A traditional lecture hall, for example, may sit empty while professors hold court in smaller classrooms that facilitate collaborative and interactive learning. No wonder many public and private universities are implementing space utilization studies. Why build new facilities when you could use existing space more effectively?
Brand-new facilities can help ‘sell’ a campus to students, and appeal to donors who like the opportunity to leave a lasting legacy on campus. However, stretched resources and the drive for cost-efficiency are good reasons to repurpose under-utilized spaces. With data and insight tools, you can gather data and pinpoint which spaces are—or are not—being used to their full potential.
Digitizing The FM Function
Technology can help your FM team operate more efficiently and improve the campus experience for faculty, staff, students and visitors. Your college or university may already use a CAFM or IWMS platform, but other options are available. You can automate nearly every aspect of FM service delivery, from move-ins and service requests to maintenance and repairs. You can collect and analyze data on FM activities to improve decision-making, capital planning and the campus experience.
For example, if a plumbing repair is needed, an office manager can log onto an online FM platform to report the incident. The platform alerts a facility manager and suggests an approved plumbing contractor available immediately.
Using GPS data, the system automatically tracks when the plumber arrives and leaves and creates a trail of data about the length of service, cost and repair history of the plumbing fixture.

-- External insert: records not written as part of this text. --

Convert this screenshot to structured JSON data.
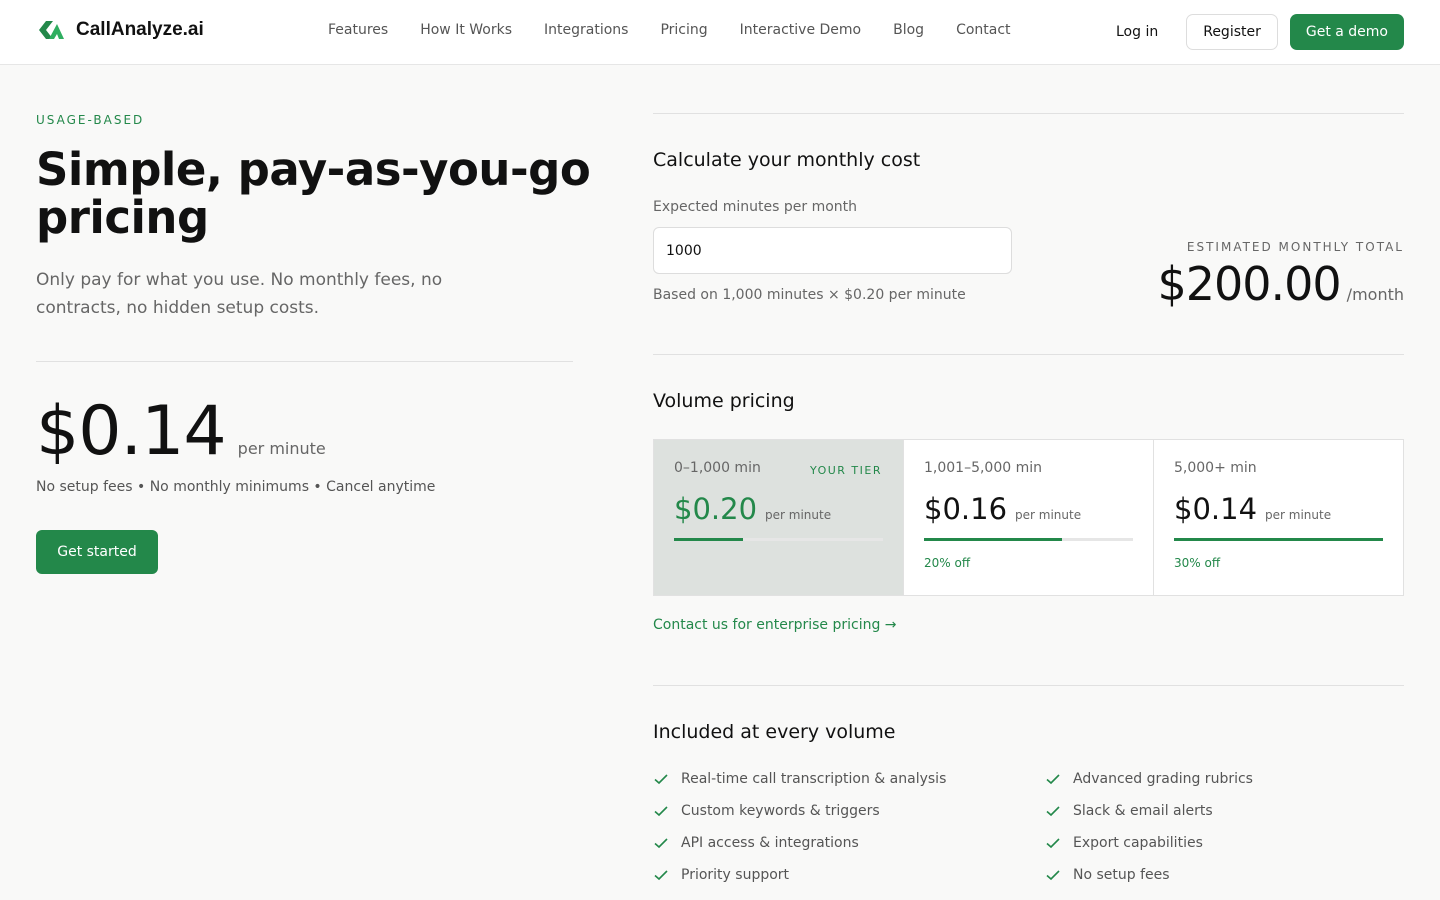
{
  "brand": {
    "name": "CallAnalyze.ai",
    "accent": "#23884a"
  },
  "nav": {
    "items": [
      "Features",
      "How It Works",
      "Integrations",
      "Pricing",
      "Interactive Demo",
      "Blog",
      "Contact"
    ],
    "login": "Log in",
    "register": "Register",
    "demo": "Get a demo"
  },
  "hero": {
    "eyebrow": "USAGE-BASED",
    "title": "Simple, pay-as-you-go pricing",
    "subtitle": "Only pay for what you use. No monthly fees, no contracts, no hidden setup costs.",
    "price": "$0.14",
    "price_unit": "per minute",
    "features": "No setup fees • No monthly minimums • Cancel anytime",
    "cta": "Get started"
  },
  "calculator": {
    "title": "Calculate your monthly cost",
    "input_label": "Expected minutes per month",
    "input_value": "1000",
    "note": "Based on 1,000 minutes × $0.20 per minute",
    "estimate_label": "ESTIMATED MONTHLY TOTAL",
    "estimate_value": "$200.00",
    "estimate_unit": "/month"
  },
  "volume": {
    "title": "Volume pricing",
    "tiers": [
      {
        "range": "0–1,000 min",
        "badge": "YOUR TIER",
        "price": "$0.20",
        "unit": "per minute",
        "discount": "",
        "fill": 0.33
      },
      {
        "range": "1,001–5,000 min",
        "badge": "",
        "price": "$0.16",
        "unit": "per minute",
        "discount": "20% off",
        "fill": 0.66
      },
      {
        "range": "5,000+ min",
        "badge": "",
        "price": "$0.14",
        "unit": "per minute",
        "discount": "30% off",
        "fill": 1.0
      }
    ],
    "enterprise_link": "Contact us for enterprise pricing →"
  },
  "included": {
    "title": "Included at every volume",
    "items": [
      "Real-time call transcription & analysis",
      "Advanced grading rubrics",
      "Custom keywords & triggers",
      "Slack & email alerts",
      "API access & integrations",
      "Export capabilities",
      "Priority support",
      "No setup fees"
    ]
  }
}
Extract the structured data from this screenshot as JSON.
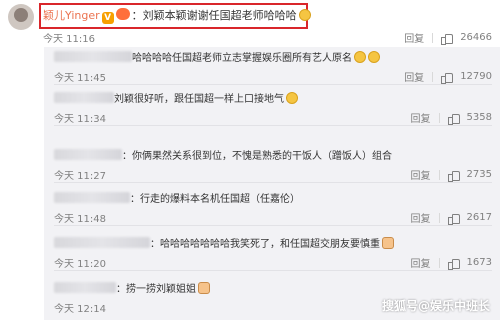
{
  "main_comment": {
    "author": "颖儿Yinger",
    "text": "：刘颖本颖谢谢任国超老师哈哈哈",
    "time": "今天 11:16",
    "reply_label": "回复",
    "likes": "26466"
  },
  "replies": [
    {
      "text": "哈哈哈哈任国超老师立志掌握娱乐圈所有艺人原名",
      "time": "今天 11:45",
      "reply_label": "回复",
      "likes": "12790"
    },
    {
      "text": "刘颖很好听，跟任国超一样上口接地气",
      "time": "今天 11:34",
      "reply_label": "回复",
      "likes": "5358"
    },
    {
      "text": "：你俩果然关系很到位，不愧是熟悉的干饭人（蹭饭人）组合",
      "time": "今天 11:27",
      "reply_label": "回复",
      "likes": "2735"
    },
    {
      "text": "：行走的爆料本名机任国超（任嘉伦）",
      "time": "今天 11:48",
      "reply_label": "回复",
      "likes": "2617"
    },
    {
      "text": "：哈哈哈哈哈哈哈我笑死了，和任国超交朋友要慎重",
      "time": "今天 11:20",
      "reply_label": "回复",
      "likes": "1673"
    },
    {
      "text": "：捞一捞刘颖姐姐",
      "time": "今天 12:14",
      "reply_label": "",
      "likes": ""
    }
  ],
  "watermark": "搜狐号@娱乐中班长",
  "colors": {
    "author": "#eb7350",
    "highlight_border": "#d9262b",
    "reply_bg": "#f2f2f5",
    "meta": "#808080"
  }
}
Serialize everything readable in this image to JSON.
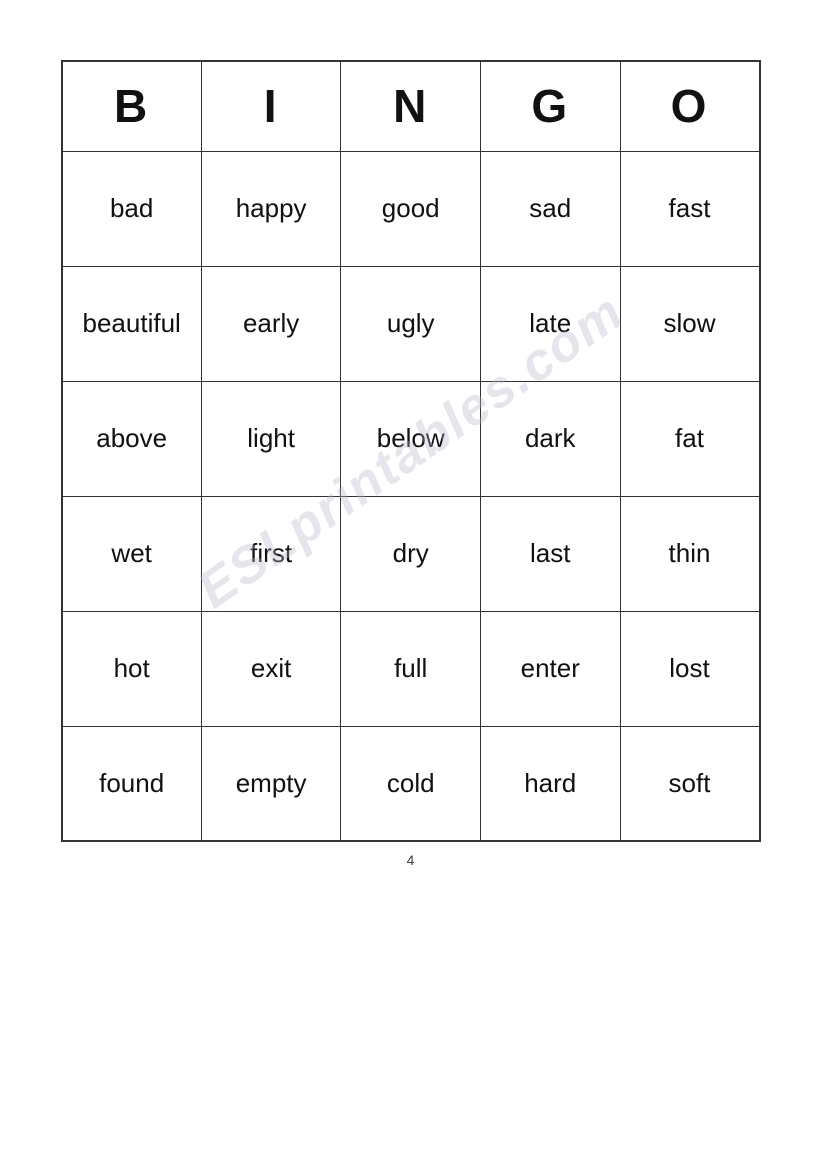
{
  "page": {
    "number": "4",
    "watermark": "ESLprintables.com"
  },
  "header": {
    "cols": [
      "B",
      "I",
      "N",
      "G",
      "O"
    ]
  },
  "rows": [
    [
      "bad",
      "happy",
      "good",
      "sad",
      "fast"
    ],
    [
      "beautiful",
      "early",
      "ugly",
      "late",
      "slow"
    ],
    [
      "above",
      "light",
      "below",
      "dark",
      "fat"
    ],
    [
      "wet",
      "first",
      "dry",
      "last",
      "thin"
    ],
    [
      "hot",
      "exit",
      "full",
      "enter",
      "lost"
    ],
    [
      "found",
      "empty",
      "cold",
      "hard",
      "soft"
    ]
  ]
}
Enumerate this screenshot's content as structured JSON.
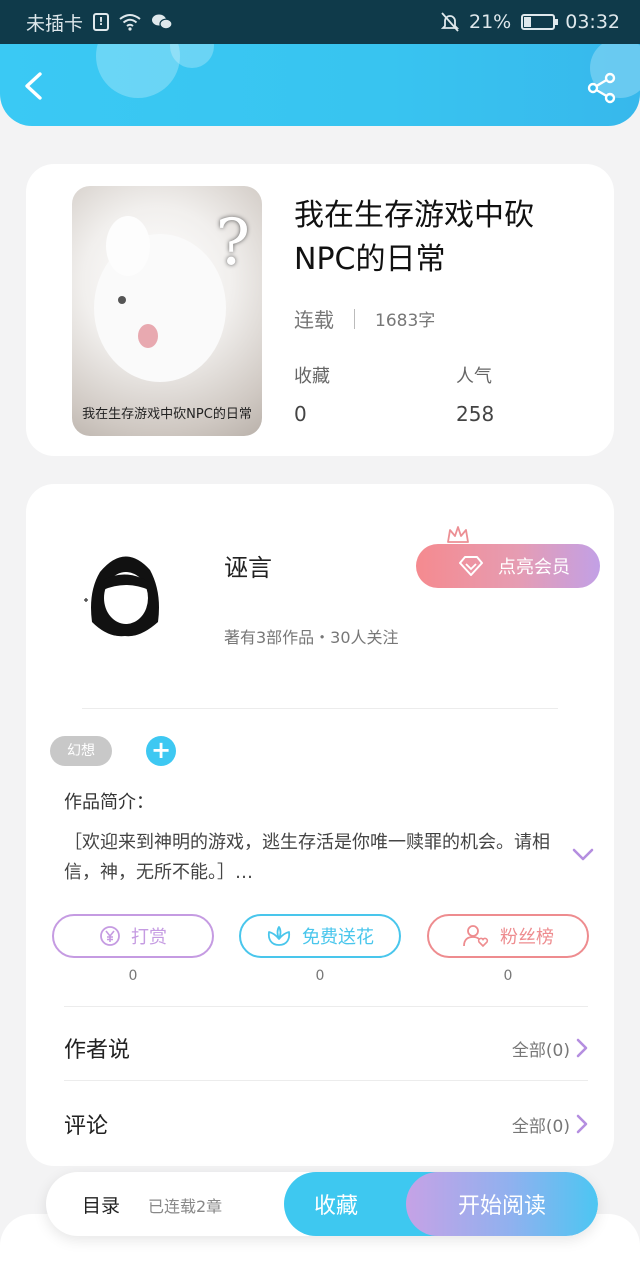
{
  "status_bar": {
    "carrier": "未插卡",
    "alert_glyph": "!",
    "battery_percent": "21%",
    "battery_level": 0.21,
    "time": "03:32"
  },
  "header": {
    "back_icon": "chevron-left-icon",
    "share_icon": "share-icon"
  },
  "book": {
    "title": "我在生存游戏中砍NPC的日常",
    "cover_caption": "我在生存游戏中砍NPC的日常",
    "status": "连载",
    "word_count": "1683字",
    "favorites_label": "收藏",
    "favorites_value": "0",
    "popularity_label": "人气",
    "popularity_value": "258"
  },
  "author": {
    "name": "诬言",
    "meta": "著有3部作品・30人关注",
    "vip_label": "点亮会员"
  },
  "tags": {
    "items": [
      "幻想"
    ],
    "add_label": "+"
  },
  "intro": {
    "label": "作品简介：",
    "text": "［欢迎来到神明的游戏，逃生存活是你唯一赎罪的机会。请相信，神，无所不能。］…"
  },
  "actions": [
    {
      "label": "打赏",
      "count": "0",
      "icon": "yen-icon",
      "color": "#c59be2"
    },
    {
      "label": "免费送花",
      "count": "0",
      "icon": "flower-icon",
      "color": "#49c6ec"
    },
    {
      "label": "粉丝榜",
      "count": "0",
      "icon": "fan-icon",
      "color": "#ee8c8f"
    }
  ],
  "sections": [
    {
      "title": "作者说",
      "more": "全部(0)"
    },
    {
      "title": "评论",
      "more": "全部(0)"
    }
  ],
  "bottom_bar": {
    "toc_label": "目录",
    "chapters_label": "已连载2章",
    "favorite_label": "收藏",
    "read_label": "开始阅读"
  }
}
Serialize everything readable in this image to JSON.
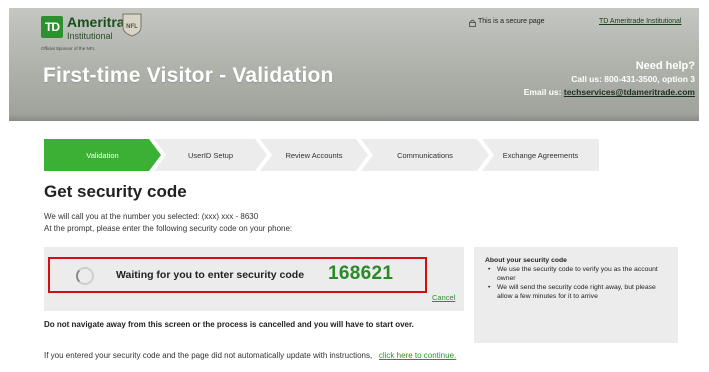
{
  "header": {
    "logo_mark": "TD",
    "brand_name": "Ameritrade",
    "brand_sub": "Institutional",
    "sponsor_text": "Official Sponsor of the NFL",
    "nfl_mark": "NFL",
    "secure_text": "This is a secure page",
    "institutional_link": "TD Ameritrade Institutional",
    "page_title": "First-time Visitor - Validation",
    "help_title": "Need help?",
    "help_call": "Call us: 800-431-3500, option 3",
    "help_email_label": "Email us: ",
    "help_email": "techservices@tdameritrade.com"
  },
  "steps": [
    {
      "label": "Validation",
      "active": true
    },
    {
      "label": "UserID Setup",
      "active": false
    },
    {
      "label": "Review Accounts",
      "active": false
    },
    {
      "label": "Communications",
      "active": false
    },
    {
      "label": "Exchange Agreements",
      "active": false
    }
  ],
  "main": {
    "title": "Get security code",
    "intro_line1": "We will call you at the number you selected: (xxx) xxx - 8630",
    "intro_line2": "At the prompt, please enter the following security code on your phone:",
    "waiting_text": "Waiting for you to enter security code",
    "security_code": "168621",
    "cancel_label": "Cancel",
    "warning": "Do not navigate away from this screen or the process is cancelled and you will have to start over.",
    "continue_prefix": "If you entered your security code and the page did not automatically update with instructions,",
    "continue_link": "click here to continue."
  },
  "info": {
    "title": "About your security code",
    "items": [
      "We use the security code to verify you as the account owner",
      "We will send the security code right away, but please allow a few minutes for it to arrive"
    ]
  },
  "colors": {
    "accent_green": "#3cb034",
    "code_green": "#2a8a2a",
    "alert_red": "#d01010"
  }
}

Leading organizations are using computers, sensors, networks and data to streamline FM functions and extend the bounds of FM into higher value-added activities. Armed with data, FM teams are no longer simply processing move-add-change orders or responding to complaints about burned-out lights.
They are replacing paper processes and introducing entirely new ones—such as using sensors to detect malfunctioning HVAC— that eliminate the need for human intervention in reporting. Data gathered via these computerized processes can reveal employee preferences, facility usage and drivers of cost so facilities can be managed more efficiently, and institutions can make better-informed decisions about capital planning, asset management and facility services.
The automated process also captures data that was never tracked in paper-based systems. You can automatically track when a technician arrives and leaves the site, whether the invoice price conforms to the contract price and, using benchmarking data, whether the cost of the repair is in line with area averages.
FM For The Campus Of The Future
Despite the clear advantages and advances, only some colleges and universities are fully leveraging technology in their FM practices. One reason is the skills gap, as FM teams get up to speed on the new possibilities of today’s tech tools.
Your institution may be willing to invest in training, whether through in-house learning or tapping the education offerings of the International Facility Management Association (IFMA) and APPA. And, some institutions are looking to their real estate service providers to bring the tools and expertise to augment in-house staff.
The end goal? FM operations that bring to life the tech-enabled campus of the future.